Update on the European Commission’s proposal to strengthen shareholders engagement and shareholders rights
In April 2014 the European Commission published a proposal to amend the Shareholder Rights Directive (2007/36/EC) and the Accounting Directive (2013/34/EU) with the aim of promoting long-term shareholder engagement and greater transparency at listed companies. In March 2015 the European Council agreed on an amended text of the proposal which in effect diluted the Commission’s proposal. In July 2015 the European Parliament adopted a number of amendments to the Commission’s proposal, which to some extent are in line with the position of the Council. The amendments also clarified certain elements of the Commission’s proposal. Most notably, the Parliament’s amendments include the following:
Shareholders “say on pay”
- Member states may provide that the shareholders’ vote on the remuneration policy is merely advisory instead of being binding.
- The remuneration policy must be put to vote (either binding or advisory, at the discretion of the member states) at least every three years. In addition, according to current Dutch law, the remuneration policy must be put to vote at the General Meeting in case of material alterations.
- If the shareholders’ vote is binding and shareholders reject the draft remuneration policy submitted to them, the company may, while reworking the draft and for a period of no longer than one year, pay remuneration to its directors in accordance with existing practices (where there was no previous remuneration policy) or with its existing policy (where there was one).
- The definition of ‘directors’ is broadened to include CEOs and deputy CEOs who are not also members of administrative, management or supervisory bodies of the company. Also, member states may include other persons who hold similar positions.
- Member states must ensure that the value of shares does not play a dominant role in the financial performance criteria linked to directors’ remuneration.
- Member states must ensure that share based remuneration does not represent the most significant part of directors’ variable remuneration, unless the remuneration policy includes a clear and reasoned explanation as to how that remuneration contributes to the long term interests and sustainability of the company.
- It is clarified that the shareholders’ vote on the remuneration report is advisory, but if shareholders vote against the report the company must enter into dialogue with the shareholders to identify reasons for the rejection.
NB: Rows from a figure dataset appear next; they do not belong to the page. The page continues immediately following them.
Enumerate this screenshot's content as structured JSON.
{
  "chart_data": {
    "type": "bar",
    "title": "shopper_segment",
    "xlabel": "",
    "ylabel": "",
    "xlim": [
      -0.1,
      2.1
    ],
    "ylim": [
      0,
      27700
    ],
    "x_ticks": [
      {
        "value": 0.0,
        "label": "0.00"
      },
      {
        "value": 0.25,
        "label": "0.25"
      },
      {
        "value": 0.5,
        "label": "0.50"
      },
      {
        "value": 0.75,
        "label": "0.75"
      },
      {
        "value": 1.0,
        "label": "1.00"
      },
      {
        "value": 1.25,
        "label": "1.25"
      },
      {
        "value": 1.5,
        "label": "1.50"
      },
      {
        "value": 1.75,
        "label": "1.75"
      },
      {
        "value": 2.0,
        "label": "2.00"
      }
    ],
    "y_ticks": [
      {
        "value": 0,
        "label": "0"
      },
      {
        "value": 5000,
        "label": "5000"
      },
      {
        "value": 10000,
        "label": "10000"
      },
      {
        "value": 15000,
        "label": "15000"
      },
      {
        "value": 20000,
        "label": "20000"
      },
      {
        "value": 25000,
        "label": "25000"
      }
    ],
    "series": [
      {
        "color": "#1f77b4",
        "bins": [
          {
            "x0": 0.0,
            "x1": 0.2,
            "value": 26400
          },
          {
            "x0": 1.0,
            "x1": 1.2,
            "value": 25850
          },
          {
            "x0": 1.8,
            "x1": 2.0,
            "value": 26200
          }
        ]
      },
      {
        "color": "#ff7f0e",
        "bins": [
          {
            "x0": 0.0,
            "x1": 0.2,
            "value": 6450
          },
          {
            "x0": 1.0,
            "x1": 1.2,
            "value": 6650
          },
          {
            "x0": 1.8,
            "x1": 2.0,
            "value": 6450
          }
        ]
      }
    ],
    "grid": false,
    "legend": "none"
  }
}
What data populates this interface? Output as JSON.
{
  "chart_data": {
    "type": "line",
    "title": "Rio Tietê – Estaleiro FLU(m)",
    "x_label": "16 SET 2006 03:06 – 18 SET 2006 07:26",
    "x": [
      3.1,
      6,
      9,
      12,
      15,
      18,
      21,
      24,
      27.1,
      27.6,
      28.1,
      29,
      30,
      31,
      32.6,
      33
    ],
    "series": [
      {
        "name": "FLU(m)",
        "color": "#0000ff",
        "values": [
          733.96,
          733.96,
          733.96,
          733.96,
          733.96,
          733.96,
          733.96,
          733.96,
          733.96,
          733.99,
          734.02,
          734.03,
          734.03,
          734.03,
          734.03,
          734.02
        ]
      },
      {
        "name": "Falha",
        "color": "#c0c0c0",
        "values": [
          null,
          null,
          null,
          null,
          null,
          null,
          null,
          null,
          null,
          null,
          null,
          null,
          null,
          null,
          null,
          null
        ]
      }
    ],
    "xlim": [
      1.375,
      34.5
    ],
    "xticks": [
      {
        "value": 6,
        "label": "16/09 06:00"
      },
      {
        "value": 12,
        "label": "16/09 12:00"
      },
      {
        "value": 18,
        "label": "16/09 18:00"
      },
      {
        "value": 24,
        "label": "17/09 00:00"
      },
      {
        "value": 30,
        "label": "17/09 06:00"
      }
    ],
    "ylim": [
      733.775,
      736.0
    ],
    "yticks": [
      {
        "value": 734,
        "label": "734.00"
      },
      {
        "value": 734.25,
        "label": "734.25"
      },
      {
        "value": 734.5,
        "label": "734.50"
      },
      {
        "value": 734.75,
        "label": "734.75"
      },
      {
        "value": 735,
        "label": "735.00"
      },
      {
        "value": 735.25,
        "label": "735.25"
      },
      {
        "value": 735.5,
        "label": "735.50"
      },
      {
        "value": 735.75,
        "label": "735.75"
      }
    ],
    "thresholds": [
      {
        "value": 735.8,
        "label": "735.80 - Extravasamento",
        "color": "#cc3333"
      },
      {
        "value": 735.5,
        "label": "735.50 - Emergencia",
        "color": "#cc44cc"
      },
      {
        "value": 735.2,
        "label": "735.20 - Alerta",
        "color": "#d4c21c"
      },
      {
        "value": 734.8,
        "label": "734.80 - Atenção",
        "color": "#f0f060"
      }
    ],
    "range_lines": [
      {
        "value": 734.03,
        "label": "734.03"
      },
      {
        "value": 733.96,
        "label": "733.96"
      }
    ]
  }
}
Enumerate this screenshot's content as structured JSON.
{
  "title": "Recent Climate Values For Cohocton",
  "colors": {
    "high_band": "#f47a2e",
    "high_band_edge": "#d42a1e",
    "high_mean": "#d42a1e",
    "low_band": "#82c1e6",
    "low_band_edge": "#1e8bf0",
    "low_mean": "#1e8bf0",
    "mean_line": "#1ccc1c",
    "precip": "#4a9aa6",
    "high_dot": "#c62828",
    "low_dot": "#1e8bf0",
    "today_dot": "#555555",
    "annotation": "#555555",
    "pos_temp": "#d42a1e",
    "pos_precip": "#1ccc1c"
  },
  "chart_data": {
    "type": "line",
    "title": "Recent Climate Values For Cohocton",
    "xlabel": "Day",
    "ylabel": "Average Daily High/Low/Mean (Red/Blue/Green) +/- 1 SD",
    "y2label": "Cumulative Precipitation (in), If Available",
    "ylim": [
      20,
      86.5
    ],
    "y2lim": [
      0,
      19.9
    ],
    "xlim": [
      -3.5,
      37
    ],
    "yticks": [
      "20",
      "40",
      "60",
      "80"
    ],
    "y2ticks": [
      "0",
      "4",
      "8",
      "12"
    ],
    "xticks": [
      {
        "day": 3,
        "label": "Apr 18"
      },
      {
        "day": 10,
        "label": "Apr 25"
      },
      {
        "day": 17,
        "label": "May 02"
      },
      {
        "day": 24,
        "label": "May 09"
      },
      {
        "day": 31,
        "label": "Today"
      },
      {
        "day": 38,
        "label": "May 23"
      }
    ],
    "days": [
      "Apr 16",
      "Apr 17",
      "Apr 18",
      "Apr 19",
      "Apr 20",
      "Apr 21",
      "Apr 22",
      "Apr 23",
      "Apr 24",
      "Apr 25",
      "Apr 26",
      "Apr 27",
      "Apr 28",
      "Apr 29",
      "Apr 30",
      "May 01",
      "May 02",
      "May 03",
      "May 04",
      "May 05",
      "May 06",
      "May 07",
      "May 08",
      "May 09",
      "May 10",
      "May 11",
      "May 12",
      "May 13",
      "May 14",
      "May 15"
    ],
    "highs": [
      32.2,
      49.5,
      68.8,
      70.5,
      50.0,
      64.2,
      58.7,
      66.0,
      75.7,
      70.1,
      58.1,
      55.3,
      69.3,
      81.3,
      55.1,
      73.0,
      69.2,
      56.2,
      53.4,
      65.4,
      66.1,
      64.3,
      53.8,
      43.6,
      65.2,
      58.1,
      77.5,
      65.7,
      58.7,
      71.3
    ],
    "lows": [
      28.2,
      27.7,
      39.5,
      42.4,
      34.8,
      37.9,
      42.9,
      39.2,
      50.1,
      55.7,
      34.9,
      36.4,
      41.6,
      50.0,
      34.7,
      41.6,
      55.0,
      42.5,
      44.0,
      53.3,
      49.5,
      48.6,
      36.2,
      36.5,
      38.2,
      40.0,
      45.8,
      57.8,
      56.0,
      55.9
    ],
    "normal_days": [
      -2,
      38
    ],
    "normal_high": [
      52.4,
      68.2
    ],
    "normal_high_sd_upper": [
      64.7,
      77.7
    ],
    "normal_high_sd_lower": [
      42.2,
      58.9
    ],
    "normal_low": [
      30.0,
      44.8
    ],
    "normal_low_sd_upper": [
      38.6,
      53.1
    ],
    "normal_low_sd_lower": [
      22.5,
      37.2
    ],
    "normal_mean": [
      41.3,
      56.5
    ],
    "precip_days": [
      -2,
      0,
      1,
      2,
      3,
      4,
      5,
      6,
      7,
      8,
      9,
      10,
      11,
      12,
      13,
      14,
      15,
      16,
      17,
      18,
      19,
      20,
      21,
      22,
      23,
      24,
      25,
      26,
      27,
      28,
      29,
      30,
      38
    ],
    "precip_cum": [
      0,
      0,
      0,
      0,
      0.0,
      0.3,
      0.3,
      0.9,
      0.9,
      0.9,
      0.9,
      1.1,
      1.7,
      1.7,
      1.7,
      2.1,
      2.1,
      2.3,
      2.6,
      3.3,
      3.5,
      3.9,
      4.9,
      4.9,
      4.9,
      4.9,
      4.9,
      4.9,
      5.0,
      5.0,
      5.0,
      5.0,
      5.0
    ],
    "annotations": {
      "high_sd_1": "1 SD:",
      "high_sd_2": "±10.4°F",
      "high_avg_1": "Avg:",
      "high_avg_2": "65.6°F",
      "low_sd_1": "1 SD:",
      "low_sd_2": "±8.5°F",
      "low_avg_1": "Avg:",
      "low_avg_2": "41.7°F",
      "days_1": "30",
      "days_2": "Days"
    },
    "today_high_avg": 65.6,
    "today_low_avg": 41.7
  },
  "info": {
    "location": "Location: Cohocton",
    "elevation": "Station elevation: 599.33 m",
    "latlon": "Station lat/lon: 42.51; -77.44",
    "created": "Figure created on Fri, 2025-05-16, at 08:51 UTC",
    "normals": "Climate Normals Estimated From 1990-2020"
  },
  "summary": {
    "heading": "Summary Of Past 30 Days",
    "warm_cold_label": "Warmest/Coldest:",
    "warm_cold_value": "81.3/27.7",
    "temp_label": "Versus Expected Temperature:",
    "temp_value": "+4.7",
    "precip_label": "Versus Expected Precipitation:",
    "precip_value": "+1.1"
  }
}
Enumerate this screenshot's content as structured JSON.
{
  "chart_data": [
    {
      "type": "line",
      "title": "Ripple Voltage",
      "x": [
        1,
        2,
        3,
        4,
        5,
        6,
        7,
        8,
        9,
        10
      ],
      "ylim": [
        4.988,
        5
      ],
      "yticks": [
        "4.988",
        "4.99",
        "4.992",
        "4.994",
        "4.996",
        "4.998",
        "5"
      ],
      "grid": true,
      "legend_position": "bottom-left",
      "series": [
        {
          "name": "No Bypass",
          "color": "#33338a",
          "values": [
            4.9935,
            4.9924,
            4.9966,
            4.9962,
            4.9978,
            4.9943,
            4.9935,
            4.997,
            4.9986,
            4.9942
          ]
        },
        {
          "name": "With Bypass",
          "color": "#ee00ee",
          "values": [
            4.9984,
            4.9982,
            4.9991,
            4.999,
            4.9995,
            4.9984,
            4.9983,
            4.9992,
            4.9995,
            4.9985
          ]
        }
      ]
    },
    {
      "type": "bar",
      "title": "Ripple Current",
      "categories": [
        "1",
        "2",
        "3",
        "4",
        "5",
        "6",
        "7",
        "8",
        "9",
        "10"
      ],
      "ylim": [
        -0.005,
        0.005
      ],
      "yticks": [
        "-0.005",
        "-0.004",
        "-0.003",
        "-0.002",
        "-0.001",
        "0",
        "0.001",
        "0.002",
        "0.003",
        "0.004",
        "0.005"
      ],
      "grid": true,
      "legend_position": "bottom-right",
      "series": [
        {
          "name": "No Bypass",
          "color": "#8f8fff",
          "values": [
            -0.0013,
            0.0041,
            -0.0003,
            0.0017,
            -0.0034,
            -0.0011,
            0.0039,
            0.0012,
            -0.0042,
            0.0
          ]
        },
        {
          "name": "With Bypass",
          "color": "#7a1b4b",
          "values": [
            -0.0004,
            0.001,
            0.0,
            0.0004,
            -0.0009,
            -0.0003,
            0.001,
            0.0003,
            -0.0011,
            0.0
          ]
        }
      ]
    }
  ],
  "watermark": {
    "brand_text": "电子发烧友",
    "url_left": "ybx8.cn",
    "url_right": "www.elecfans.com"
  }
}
As of 1 January 2014, Dutch listed companies are already obliged to put the implementation of the resolution on remuneration on the agenda of the Annual General Meeting for discussion purposes.
Shareholders right to vote on related party transactions
- Member states may provide that shareholder approval of related party transactions is no longer necessary and that approval by the administrative or supervisory body of the company is sufficient.
- The proposal is amended to relate to material transactions with related parties, instead of all transactions that represent a certain value.
- Member states must determine what constitutes a material transaction and they still may set one or more quantitative criteria based on the impact of the transaction on the revenues, assets, capitalization or turnover of the company. Member states may also take into account the nature of the transaction and the position of the related party.
- When defining material transactions, member states must at least take into account:
- the influence that the information about the transaction may have on the decisions of the subjects involved in the approval process;
- the impact of the transaction on the company’s results, assets, capitalisation or turnover and the position of the related party; and
- the risks that the transaction creates for the company and its minority shareholders.
- The possibilities for member states to exempt certain transactions from approval are expanded. In addition to intra-group transactions, they may exempt:
- transactions entered into between the company and one or more members of its joint ventures; and
- transactions entered into in the ordinary course of business and concluded on normal market terms.
In the Shareholders Rights Directive requirements are to be included to publicly disclose on a country by country basis the following information on a consolidated basis for the financial year:
- names, nature of activities and geographical location;
- number of employees on a full time equivalent basis;
- profit or loss before tax;
- tax on profit or loss; and
- public subsidies received.
At the moment it is unsure whether these disclosure requirements will be made part of the legislative process regarding the Shareholders Rights Directive or that they will be dealt with in a separate proposal.
No loyalty rights
The proposal to provide for rules on so-called ‘loyalty rights’ (enhanced voting rights or dividend rights) to shareholders who hold on to their shares for a certain period of time, has been rejected by Parliament.
The Parliament has decided to postpone the vote on the proposal itself, and to enter into informal consultation with the Commission and the Council in order to reach an agreement on the final text of the proposal, which could then be adopted at first reading. It is expected that such agreement will not be reached before the end of 2015. It remains to be seen what the final wording of the directive will be, and how it will be implemented by the member states.